As well as RIPA itself, the secondary regulations Jason refers to provide
additional permission for the interception of communications by businesses
including private sector businesses which would otherwise be prohibited by RIPA.
This permission is part of the legal basis for the monitoring and recording of
calls for training purposes that we're used to hearing about.

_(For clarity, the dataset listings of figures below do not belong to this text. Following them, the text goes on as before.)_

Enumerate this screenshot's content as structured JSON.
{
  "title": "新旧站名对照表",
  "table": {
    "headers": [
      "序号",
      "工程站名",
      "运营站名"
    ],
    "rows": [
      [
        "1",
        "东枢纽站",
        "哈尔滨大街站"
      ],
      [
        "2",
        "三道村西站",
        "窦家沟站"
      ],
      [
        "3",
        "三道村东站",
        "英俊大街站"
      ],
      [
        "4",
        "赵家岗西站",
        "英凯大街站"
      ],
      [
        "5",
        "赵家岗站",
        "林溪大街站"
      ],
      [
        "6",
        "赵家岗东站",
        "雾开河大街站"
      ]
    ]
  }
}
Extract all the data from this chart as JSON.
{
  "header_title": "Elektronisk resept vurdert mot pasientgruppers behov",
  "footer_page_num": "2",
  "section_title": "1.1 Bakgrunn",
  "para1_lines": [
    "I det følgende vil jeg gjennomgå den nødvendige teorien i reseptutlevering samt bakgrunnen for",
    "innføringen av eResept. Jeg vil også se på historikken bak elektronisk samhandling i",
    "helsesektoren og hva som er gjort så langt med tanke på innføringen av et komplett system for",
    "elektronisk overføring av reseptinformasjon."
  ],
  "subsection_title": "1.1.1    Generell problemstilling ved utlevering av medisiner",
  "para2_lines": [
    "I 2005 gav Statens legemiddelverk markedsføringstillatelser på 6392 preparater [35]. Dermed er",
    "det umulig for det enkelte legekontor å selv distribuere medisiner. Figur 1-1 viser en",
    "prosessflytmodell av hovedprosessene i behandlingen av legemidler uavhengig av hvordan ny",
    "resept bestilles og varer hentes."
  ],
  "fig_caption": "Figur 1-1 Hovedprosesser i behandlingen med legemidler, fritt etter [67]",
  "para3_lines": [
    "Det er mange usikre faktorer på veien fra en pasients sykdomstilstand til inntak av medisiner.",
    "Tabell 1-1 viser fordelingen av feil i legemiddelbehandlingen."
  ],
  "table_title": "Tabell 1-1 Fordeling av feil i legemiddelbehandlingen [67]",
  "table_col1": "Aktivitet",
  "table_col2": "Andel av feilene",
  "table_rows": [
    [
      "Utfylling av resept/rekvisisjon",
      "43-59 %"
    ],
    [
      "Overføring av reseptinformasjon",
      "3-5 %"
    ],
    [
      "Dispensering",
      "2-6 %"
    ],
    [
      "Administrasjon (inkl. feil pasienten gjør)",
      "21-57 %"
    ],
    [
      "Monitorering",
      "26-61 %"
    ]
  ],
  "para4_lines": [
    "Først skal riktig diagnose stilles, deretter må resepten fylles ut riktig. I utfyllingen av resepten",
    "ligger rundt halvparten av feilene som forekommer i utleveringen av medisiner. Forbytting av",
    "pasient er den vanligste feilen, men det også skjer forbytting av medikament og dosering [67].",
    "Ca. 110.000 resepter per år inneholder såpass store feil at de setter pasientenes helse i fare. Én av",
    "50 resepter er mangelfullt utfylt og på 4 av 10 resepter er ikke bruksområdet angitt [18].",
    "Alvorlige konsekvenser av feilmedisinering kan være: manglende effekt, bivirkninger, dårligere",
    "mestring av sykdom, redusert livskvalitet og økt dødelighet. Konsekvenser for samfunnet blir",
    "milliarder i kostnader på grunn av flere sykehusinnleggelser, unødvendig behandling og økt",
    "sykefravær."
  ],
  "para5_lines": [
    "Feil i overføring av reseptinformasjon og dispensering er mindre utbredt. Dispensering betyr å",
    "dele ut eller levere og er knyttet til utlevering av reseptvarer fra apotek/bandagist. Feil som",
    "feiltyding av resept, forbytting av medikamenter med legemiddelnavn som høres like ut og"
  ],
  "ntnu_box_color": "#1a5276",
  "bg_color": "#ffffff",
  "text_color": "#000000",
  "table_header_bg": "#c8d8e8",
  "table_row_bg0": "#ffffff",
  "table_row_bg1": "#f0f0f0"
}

The regs. apply to interception of communications "in the course of
transmission".  To go back to the original question if the emails are
intercepted after they have arrived in mail boxes are they no longer "in
transmission"?  Perhaps reference to the regs. and RIPA in the policy could be
misleading if "intercepted" at this point?  The wording also might be taken to
imply to staff that the regulations authorise the interception, when they just
permit it - subject to other legal issues being ironed out - DPA and Human
Rights issues still apply.

Chris





Graham Hadfield <[log in to unmask]> on 04/06/2004 14:55:38

Please respond to [log in to unmask]

To:   [log in to unmask]
cc:    (bcc: Christopher Spray/Group Compliance/South East/RAC Motoring
      Services)

Subject:  Re: [data-protection] RIPA



Ian asks "Are the RIPA guidance notes <snip>incorrect.  Or is the Home
Office guidance incomplete?"

The Home Office Guidance is complete - RIPA powers are only usable by those
bodies listed in its Schedules, all of which are public authorities.

The guidance notes are correct . S21 deals with "Lawful acquisition and
dicslosure of communications data". Subsection (3) provides that there is
no civil liability if the acquisition is lawful - and in doing so "creates
civil liability for unlawful interception".